Monday, April 26, 2010
At 12:15 on Wednesday, April 21st, I was privileged to take part in a Milltown dam FT with WEN. We would be taking approx. 20 kids out to the Milltown dam bluff to learn about the life of a bull trout, the usage of the area by native peoples, some geomorphology of the area, and all about the dam restoration project.
We left on time, picking up an MCAT employee by the name of Tor who arrived as suddenly as he was given the assignment to come out and film the FT. As I had only done the stream monitoring field trips so far, what we were going to be doing was a complete mystery to me. Deb told me all about the station I was to be helping Emilie with--the bull trout obstacle course. I had to just visualize it since we wouldn’t have that much time between setting up the station and then facili tating it for the kids. It was my first time in East Missoula (having no car is no fun), and it would be my first time seeing the dam restoration. Deb filled me in all about the history of the dam and all of its problems so I wouldn't seem too out of the loop.
When we got there the heat was stifling. The kids would be getting there in 10 minutes or so, so we had just enough time to set up and read over the script a few times. Houston and I would be helping Emilie out with the bull trout game, and Deb and Christa ran the geo caching activity on the bluff.
Our station was designed to show how difficult the life of a bull trout was. The kids would try and make it through all of the obstacles without 'dying' and we would see who made it all the way through. First was the man-made turbine (jump rope). Then came the going up through the fish ladder (jumping on one foot through a path). After that the ever-popular predator alley, where classmates would throw wiffle balls at them while they dodged thr ough cones (an underhanded throw and hitting below the waist was a rule often forgotten). Through the culvert was next (originally a hula hoop, then changed to a soccer ball from Albertsons), followed by the random conditions dice roll. Finally putting an egg under the chin, walking over to the red bucket (signifying a redd), and dropping it in meant a successful spawning.
Out of our two groups around 10 percent of the kids made it through. Nothing got too out-of-hand, but our Q&A session made the students a little sugar-buzzed due to the prizes of Swedish fish (a bull trout has to eat). The kids were good for the most part and though Tor filmed all throughout the trip, the kids didn't seem to notice, which was good because seeing the 6-graders interested in learning was the goal. We finished up with both groups and then went to listen to Peter Nielsen from the Missoula Water Quality District about the dam restoration project. It was great seeing the kids' enthusiasm about their future park and all about what they would be doing there in just a few years. Their teacher brought a much needed pack of water and we finished up around 3:30. We all piled into our (thankfully) air-conditioned cars, said goodbye to Tor at the office, and parted ways from another great field Trip with WEN.

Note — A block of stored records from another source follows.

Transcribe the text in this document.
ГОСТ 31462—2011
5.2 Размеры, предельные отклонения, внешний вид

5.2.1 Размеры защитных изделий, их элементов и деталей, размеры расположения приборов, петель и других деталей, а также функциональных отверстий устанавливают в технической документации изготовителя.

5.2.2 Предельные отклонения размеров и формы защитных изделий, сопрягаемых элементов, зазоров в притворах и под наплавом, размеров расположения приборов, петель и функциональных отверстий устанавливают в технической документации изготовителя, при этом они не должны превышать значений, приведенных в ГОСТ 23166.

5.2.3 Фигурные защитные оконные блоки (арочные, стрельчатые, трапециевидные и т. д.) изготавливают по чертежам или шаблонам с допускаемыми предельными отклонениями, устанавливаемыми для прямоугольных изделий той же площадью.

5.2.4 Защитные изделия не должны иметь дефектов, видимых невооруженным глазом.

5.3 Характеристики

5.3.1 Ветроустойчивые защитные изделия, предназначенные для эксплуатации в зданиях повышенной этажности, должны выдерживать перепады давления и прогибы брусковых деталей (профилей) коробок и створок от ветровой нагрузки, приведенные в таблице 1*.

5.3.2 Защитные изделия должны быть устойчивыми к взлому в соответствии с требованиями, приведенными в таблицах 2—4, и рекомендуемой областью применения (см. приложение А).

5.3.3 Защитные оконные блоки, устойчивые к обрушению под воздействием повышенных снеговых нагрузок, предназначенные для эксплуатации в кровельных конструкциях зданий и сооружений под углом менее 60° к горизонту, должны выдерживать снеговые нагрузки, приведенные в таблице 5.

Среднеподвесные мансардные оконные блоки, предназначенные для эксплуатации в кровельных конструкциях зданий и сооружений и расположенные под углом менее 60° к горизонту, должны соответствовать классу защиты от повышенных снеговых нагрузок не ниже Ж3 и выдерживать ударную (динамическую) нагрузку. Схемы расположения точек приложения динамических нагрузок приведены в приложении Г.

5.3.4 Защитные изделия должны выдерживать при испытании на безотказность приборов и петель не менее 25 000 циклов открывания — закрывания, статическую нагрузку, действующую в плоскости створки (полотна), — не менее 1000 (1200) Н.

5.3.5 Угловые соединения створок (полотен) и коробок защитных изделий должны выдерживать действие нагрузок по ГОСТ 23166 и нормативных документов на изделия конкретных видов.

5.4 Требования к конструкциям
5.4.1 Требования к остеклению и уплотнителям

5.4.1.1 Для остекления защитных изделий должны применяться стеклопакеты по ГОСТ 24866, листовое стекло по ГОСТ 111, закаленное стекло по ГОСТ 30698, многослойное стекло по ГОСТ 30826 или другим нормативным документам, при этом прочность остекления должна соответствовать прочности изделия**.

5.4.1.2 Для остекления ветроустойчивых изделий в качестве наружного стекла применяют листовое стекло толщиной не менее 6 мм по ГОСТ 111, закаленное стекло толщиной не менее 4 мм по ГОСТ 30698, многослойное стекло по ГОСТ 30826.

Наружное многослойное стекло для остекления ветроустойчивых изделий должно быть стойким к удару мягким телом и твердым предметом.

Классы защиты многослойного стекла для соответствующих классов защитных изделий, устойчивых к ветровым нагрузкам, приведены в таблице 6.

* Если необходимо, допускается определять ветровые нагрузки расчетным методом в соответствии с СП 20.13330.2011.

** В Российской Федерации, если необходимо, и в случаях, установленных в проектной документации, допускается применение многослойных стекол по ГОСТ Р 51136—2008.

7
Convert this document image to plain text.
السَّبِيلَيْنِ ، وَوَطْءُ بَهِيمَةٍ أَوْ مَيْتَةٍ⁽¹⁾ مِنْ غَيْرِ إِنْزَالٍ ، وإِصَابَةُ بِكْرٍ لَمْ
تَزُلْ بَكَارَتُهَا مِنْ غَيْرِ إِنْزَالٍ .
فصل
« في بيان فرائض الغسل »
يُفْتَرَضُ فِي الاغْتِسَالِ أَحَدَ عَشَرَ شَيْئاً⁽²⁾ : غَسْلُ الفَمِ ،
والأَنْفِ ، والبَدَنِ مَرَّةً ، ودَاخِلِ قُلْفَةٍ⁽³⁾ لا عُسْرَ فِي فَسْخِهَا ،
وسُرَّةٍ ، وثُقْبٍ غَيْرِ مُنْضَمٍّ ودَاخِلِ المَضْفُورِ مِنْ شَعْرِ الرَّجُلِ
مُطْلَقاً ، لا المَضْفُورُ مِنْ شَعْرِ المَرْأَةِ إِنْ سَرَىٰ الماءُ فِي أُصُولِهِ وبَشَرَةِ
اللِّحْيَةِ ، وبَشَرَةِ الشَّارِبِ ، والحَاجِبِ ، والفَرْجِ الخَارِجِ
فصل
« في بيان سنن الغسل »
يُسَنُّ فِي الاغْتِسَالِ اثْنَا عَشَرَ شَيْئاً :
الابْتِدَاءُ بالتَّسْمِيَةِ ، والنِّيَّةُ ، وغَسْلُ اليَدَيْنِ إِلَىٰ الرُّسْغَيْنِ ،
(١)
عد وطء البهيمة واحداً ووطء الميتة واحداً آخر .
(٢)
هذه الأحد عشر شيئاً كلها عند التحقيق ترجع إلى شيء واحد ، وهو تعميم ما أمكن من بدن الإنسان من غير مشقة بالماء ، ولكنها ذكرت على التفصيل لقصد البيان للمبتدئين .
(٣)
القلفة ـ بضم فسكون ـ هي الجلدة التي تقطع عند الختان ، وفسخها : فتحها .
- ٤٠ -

If you know of a class or community group who would be interested in learning about the Milltown Dam, please email water@montanawatershed for more information.
Tuesday, April 20, 2010
Amazing water facts included:
1lb of beef requires 1799 gallons of water. 3lbs of grain for feed, plus irrigation water. 16.4lbs of roughage or grasses for feed, plus irrigation water. 18.6 gallons of additional water for drinking and processing.
1 gallon of wine requires 1008 gallons of water . 63.4 gallons of water for 1 cup. Most of the water used for wine production is for growing grapes.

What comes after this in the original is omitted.